PSYchology

Here is another case of bedwetting. The boy is also 12 years old. The father stopped communicating with his son, did not even talk to him. When his mother brought him to me, I asked Jim to sit in the waiting room while we talked to his mother. From my conversation with her, I learned two valuable facts. The boy’s father urinated at night until the age of 19, and his mother’s brother suffered from the same disease until almost 18 years of age.

The mother was very sorry for her son and assumed that he had a hereditary disease. I warned her, “I’m going to talk to Jim right now in your presence. Listen carefully to my words and do as I say. And Jim will do whatever I tell him.”

I called Jim and said: “Mom told me everything about your trouble and you, of course, want everything to be fine with you. But this needs to be learned. I know a sure way to make a bed dry. Of course, any teaching is hard work. Remember how hard you tried when you learned to write? So, to learn how to sleep in a dry bed, it will take no less effort. This is what I ask you and your family. Mom said that you usually get up at seven in the morning. I asked your mom to set an alarm for five o’clock. When she wakes up, she will come into your room and feel the sheets. If it is wet, she will wake you up, you will go to the kitchen, turn on the light and you will start copying some book into a notebook. You can choose the book yourself. Jim chose The Prince and the Pauper.

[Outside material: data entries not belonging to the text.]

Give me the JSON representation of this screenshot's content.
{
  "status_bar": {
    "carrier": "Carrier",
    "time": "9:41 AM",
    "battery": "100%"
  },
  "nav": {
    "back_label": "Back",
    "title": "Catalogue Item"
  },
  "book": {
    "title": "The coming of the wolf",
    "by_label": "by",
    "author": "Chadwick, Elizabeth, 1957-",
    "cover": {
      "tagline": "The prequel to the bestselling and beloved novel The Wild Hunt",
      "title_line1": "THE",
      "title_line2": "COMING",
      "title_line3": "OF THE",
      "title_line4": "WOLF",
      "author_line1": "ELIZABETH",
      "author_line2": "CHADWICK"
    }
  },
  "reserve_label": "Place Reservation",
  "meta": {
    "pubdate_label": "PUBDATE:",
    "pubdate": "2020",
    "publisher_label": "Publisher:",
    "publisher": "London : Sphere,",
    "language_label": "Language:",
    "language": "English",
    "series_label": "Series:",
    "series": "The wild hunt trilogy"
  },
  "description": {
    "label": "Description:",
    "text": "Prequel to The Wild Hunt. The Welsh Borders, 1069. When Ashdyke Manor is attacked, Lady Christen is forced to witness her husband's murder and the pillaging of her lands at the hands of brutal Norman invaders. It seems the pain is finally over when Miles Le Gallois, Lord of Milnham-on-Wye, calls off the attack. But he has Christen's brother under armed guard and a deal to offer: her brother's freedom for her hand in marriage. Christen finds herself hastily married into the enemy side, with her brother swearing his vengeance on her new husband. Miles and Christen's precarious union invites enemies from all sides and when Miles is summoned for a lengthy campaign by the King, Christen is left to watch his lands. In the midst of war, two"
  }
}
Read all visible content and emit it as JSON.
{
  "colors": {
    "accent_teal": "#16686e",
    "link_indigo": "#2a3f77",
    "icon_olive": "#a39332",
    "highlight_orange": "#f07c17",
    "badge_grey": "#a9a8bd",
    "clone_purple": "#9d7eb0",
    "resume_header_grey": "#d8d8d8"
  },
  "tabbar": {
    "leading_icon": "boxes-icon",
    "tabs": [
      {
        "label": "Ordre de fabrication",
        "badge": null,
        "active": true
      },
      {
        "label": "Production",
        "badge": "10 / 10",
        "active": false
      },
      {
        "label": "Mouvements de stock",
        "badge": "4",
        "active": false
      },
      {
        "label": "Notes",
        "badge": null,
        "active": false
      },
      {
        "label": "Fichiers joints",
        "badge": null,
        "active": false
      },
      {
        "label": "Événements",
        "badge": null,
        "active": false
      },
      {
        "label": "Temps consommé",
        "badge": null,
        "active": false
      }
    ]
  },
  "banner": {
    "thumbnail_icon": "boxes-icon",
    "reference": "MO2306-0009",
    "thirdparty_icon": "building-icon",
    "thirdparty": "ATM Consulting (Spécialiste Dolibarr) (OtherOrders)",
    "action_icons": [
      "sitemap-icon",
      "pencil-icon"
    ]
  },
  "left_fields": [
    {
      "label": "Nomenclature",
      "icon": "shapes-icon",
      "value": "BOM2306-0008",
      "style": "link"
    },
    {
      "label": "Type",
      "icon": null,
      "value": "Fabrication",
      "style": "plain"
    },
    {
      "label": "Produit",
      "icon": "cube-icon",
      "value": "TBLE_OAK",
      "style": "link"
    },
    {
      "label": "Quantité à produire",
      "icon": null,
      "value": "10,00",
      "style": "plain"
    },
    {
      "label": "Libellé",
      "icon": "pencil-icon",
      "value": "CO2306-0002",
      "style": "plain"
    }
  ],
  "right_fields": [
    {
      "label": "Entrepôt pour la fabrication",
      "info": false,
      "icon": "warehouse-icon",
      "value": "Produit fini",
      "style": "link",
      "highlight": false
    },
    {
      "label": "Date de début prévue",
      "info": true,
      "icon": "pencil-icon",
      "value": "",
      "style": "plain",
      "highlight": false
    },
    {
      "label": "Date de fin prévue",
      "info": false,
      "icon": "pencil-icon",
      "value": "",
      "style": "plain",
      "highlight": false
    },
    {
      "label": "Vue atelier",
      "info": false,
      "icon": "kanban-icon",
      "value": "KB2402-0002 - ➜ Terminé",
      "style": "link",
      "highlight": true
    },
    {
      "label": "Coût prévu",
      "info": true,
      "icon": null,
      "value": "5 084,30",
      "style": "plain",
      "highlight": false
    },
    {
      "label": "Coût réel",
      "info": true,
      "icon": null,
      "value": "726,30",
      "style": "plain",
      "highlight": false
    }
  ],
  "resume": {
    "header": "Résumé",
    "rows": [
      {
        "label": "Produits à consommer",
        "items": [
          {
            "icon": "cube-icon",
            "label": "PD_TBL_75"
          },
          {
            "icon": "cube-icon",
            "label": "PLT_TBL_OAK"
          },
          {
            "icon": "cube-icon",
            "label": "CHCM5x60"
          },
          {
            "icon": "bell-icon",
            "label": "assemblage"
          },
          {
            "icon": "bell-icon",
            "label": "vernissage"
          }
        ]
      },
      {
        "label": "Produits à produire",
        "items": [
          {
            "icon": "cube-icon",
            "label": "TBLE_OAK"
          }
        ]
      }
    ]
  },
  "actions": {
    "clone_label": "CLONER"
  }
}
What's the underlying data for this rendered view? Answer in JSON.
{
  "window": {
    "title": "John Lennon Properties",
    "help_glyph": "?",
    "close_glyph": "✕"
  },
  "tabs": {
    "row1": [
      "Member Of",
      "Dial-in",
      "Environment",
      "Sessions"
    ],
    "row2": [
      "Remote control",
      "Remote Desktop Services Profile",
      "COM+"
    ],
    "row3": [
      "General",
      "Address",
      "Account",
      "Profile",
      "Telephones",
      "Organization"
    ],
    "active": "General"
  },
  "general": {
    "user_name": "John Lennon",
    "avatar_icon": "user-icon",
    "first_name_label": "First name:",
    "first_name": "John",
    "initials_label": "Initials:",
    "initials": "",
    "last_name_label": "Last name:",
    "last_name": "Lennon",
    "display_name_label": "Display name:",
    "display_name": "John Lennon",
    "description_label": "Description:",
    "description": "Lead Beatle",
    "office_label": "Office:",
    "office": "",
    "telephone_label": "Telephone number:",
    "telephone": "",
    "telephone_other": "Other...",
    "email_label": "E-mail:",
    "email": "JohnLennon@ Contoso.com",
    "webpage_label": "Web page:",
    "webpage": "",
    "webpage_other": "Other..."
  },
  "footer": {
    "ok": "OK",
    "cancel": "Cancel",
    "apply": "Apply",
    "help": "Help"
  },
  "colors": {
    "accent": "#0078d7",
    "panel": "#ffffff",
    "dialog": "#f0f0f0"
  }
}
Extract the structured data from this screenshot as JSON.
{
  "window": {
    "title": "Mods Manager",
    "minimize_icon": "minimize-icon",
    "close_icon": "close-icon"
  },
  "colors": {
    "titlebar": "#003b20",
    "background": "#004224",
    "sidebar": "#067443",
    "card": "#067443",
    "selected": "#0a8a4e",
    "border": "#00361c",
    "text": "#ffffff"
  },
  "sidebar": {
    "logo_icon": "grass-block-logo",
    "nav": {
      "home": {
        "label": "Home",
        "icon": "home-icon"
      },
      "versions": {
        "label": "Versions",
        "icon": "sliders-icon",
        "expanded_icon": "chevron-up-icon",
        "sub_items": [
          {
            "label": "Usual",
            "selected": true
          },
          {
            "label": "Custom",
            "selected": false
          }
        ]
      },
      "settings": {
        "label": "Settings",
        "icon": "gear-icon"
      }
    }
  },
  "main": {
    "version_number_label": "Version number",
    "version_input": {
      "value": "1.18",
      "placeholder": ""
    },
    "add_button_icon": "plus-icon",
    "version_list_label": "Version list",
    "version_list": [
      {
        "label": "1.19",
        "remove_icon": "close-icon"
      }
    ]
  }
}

“And you, mother, said that you love to sew, embroider, knit and quilt patchwork quilts. Sit down with Jim in the kitchen and silently sew, knit or embroider from five to seven in the morning. At seven his father would get up and dress, and by that time Jim would have put himself in order. Then you prepare breakfast and start a normal day. Every morning at five o’clock you will feel Jim’s bed. If it’s wet, you wake Jim up and silently lead him to the kitchen, sit down to your sewing, and Jim to copy the book. And every Saturday you will come to me with a notebook.”

Then I asked Jim to come out and said to his mother, “You all heard what I said. But I didn’t say one more thing. Jim heard me tell you to examine his bed and, if it’s wet, wake him up and take him to the kitchen to rewrite the book. One day the morning will come and the bed will be dry. You will tiptoe back to your bed and fall asleep until seven in the morning. Then wake up, wake up Jim and apologize for oversleeping.”

A week later, the mother found that the bed was dry, she returned to her room, and at seven o’clock, apologizing, explained that she had overslept. The boy came to the first appointment on the first of July, and by the end of July his bed was constantly dry. And his mother kept “waking up” and apologizing for not waking him up at five in the morning.

The meaning of my suggestion boiled down to the fact that the mother would check the bed and, if it was wet, then “you need to get up and rewrite.” But this suggestion also had the opposite meaning: if it’s dry, then you don’t have to get up. Within a month, Jim had a dry bed. And his father took him fishing — an activity that he loved very much.

In this case, I had to resort to family therapy. I asked my mother to sew. Mother sympathized with Jim. And when she sat peacefully next to her sewing or knitting, getting up early and rewriting the book was not perceived by Jim as a punishment. He just learned something.

Finally I asked Jim to visit me in my office. I have arranged the rewritten pages in order. Looking at the first page, Jim said with displeasure: “What a nightmare! I missed a few words, misspelled some, even missed entire lines. Written horribly.» We went through page after page, and Jim became more and more blurred with pleasure. Handwriting and spelling have improved significantly. He didn’t miss a word or a sentence. And by the end of his labors he was very satisfied.

Jim started going to school again. After two or three weeks, I called him and asked how things were going at school. He replied: “Just some miracles. Before, no one liked me at school, no one wanted to hang out with me. I was very sad and my grades were bad. And this year I was elected captain of the baseball team and I have only fives and fours instead of threes and twos. I just refocused Jim on his evaluation of himself.

And Jim’s father, whom I never met and who ignored his son for years, now goes fishing with him. Jim didn’t do well in school, and now he’s found he can write very well and rewrite well. And this gave him confidence that he could play well and get along with his comrades. This kind of therapy is just right for Jim.